Benedetto XVI conclude il viaggio in Terrasanta con un innegabile successo. Successo che non è scalfito dalle prevedibili reazioni critiche di alcuni rabbini - le cui opinioni sono tenute più in conto dalla stampa occidentale che dallo stesso mondo ebraico - e dallo speculare commento negativo di Hamas, vale a dire dalle reazioni di quanti, per diversi motivi, hanno giudicato i suoi interventi non per ciò che contenevano ma per ciò che a loro dire avrebbero potuto o dovuto contenere.
Il pellegrinaggio di Ratzinger in questa regione era il più difficile del suo pontificato. Il Papa doveva parlare ai cristiani, che lo avevano inizialmente sconsigliato di venire, dato il momento particolarmente difficile che si trovano a vivere e la delicatezza del quadro politico; doveva parlare agli ebrei dopo i mesi difficili del caso Williamson; doveva parlare ai musulmani chiudendo definitivamente le polemiche suscitate dalla lezione di Ratisbona. Ventotto discorsi in una settimana, limati fino all’ultimo, per un percorso disseminato di rischi e insidie. Benedetto XVI è riuscito a dire tutto ciò che aveva da dire e che andava detto con chiarezza dalla Santa Sede, evitando ogni possibile trappola sul suo cammino.
Ha parlato ai cristiani, invitandoli a non abbandonare la Terrasanta, incitandoli a resistere, come elemento insostituibile di pacificazione e unità in una realtà lacerata dall’odio e dai conflitti. Ha parlato al mondo ebraico e allo Stato d’Israele, senza farsi strumentalizzare come più d’uno temeva alla vigilia: ha pronunciato parole forti contro l’antisemitismo; al memoriale dello Yad Vashem ha mandato un messaggio chiarissimo a chi nega o sminuisce la Shoah.
Com’era prevedibile, e com’era peraltro successo anche a Papa Wojtyla in occasione di discorsi al mondo ebraico, le sue parole sono state criticate da chi voleva di più, da chi pretende che ogni discorso riproponga una summa di tutto ciò che i Pontefici hanno detto dal Concilio in poi sull’argomento. Ma chi ha criticato Benedetto XVI, ha dimostrato talvolta di non averlo nemmeno ascoltato: il Jerusalem Post di martedì scorso riportava infatti vari articoli con le accuse dei rabbini scontenti, senza però mai citare, in alcuna pagina, la frase chiave detta dal Papa contro il negazionismo.
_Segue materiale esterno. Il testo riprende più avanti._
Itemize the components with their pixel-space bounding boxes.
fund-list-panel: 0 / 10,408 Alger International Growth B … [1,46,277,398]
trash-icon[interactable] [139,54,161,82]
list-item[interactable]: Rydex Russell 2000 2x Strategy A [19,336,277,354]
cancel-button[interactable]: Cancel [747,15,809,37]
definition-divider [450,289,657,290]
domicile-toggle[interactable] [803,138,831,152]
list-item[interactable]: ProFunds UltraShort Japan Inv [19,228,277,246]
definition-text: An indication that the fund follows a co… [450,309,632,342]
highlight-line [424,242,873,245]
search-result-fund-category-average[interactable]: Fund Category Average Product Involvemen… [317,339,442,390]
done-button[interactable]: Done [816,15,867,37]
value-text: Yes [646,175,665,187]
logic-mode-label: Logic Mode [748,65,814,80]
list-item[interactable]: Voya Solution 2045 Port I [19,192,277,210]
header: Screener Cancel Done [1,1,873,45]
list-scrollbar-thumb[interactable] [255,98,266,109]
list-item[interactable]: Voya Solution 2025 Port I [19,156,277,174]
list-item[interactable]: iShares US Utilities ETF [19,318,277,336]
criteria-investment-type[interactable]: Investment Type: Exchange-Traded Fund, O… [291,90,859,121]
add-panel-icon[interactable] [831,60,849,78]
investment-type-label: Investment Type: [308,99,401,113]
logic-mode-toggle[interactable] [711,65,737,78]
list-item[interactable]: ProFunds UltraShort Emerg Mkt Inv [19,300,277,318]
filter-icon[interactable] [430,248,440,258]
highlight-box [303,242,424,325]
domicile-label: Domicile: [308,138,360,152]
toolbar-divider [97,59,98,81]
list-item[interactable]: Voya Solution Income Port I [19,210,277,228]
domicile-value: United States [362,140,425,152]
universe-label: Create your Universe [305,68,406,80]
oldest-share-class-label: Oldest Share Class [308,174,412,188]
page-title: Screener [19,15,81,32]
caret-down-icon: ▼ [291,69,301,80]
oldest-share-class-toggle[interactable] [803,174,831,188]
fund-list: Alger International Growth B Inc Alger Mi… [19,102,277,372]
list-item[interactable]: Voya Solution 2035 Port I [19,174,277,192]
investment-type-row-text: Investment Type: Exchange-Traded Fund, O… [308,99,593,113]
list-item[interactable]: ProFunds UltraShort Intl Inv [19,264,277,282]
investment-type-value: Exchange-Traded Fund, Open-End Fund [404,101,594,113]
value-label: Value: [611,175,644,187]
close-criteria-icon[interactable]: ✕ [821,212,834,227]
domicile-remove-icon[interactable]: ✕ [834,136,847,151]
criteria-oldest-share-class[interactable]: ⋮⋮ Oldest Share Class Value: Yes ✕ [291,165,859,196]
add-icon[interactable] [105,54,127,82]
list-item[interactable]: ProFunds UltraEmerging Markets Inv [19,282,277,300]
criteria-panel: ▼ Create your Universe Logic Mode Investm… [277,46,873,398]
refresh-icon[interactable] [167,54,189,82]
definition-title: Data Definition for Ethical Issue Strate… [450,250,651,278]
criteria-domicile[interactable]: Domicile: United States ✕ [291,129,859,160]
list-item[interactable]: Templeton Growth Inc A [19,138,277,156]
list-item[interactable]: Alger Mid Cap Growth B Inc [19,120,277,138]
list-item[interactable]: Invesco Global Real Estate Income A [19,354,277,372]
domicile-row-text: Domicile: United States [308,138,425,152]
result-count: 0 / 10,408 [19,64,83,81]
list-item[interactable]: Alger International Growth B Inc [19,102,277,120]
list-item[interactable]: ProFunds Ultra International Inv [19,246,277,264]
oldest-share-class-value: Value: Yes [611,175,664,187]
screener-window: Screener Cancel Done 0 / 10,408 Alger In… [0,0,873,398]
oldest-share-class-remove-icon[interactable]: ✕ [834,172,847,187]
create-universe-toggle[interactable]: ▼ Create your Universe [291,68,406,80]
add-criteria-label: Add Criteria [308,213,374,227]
Con lucidità e coraggio Ratzinger, proprio nell’occasione più delicata del viaggio, la visita al memoriale dell’Olocausto, ha voluto ricordare che la Chiesa si schiera oggi accanto a quanti soffrono persecuzioni a causa della razza, del colore, della condizione di vita o della religione. A Israele ha spiegato che la sicurezza non può essere mai disgiunta dalla giustizia e dal rispetto dei diritti umani di tutti.
Due giorni dopo, in una giornata definita da lui stesso «memorabile», il Papa ha visitato i Territori, chiedendo a gran voce uno Stato sovrano con confini certi per il popolo palestinese, l’abbattimento del muro che rende difficile e spesso impossibile la vita nella West Bank, e invitando al tempo stesso i giovani a non cedere alla tentazione del terrorismo. Messaggio inequivocabile e forte, anche se strumentalmente criticato da Hamas, che non ha digerito la visibilità concessa ad Abu Mazen.
Ma il messaggio più significativo e interessante del pellegrinaggio papale, passato quasi in secondo piano, è stato quello riguardante l’islam e il dialogo tra le religioni. Smentendo quanti hanno cercato di arruolarlo nella schiera dei sostenitori dello scontro di civiltà, Ratzinger si è presentato come paladino dell’«incontro di civiltà» e del dialogo con le religioni, a cominciare dall’islam. Dialogo culturale, per proclamare «ciò che noi abbiamo in comune».
Il Papa pellegrino, venuto qui innanzitutto per incoraggiare i cristiani e ripercorrere i luoghi della vita di Gesù, si è presentato umilmente, sulla scia dei grandi predecessori Paolo VI e Giovanni Paolo II. Non ha preteso di compiere gesti storici, non ha scritto discorsi e omelie pensando ai titoli dei giornali. Forse proprio per questo il suo messaggio è destinato a lasciare un segno.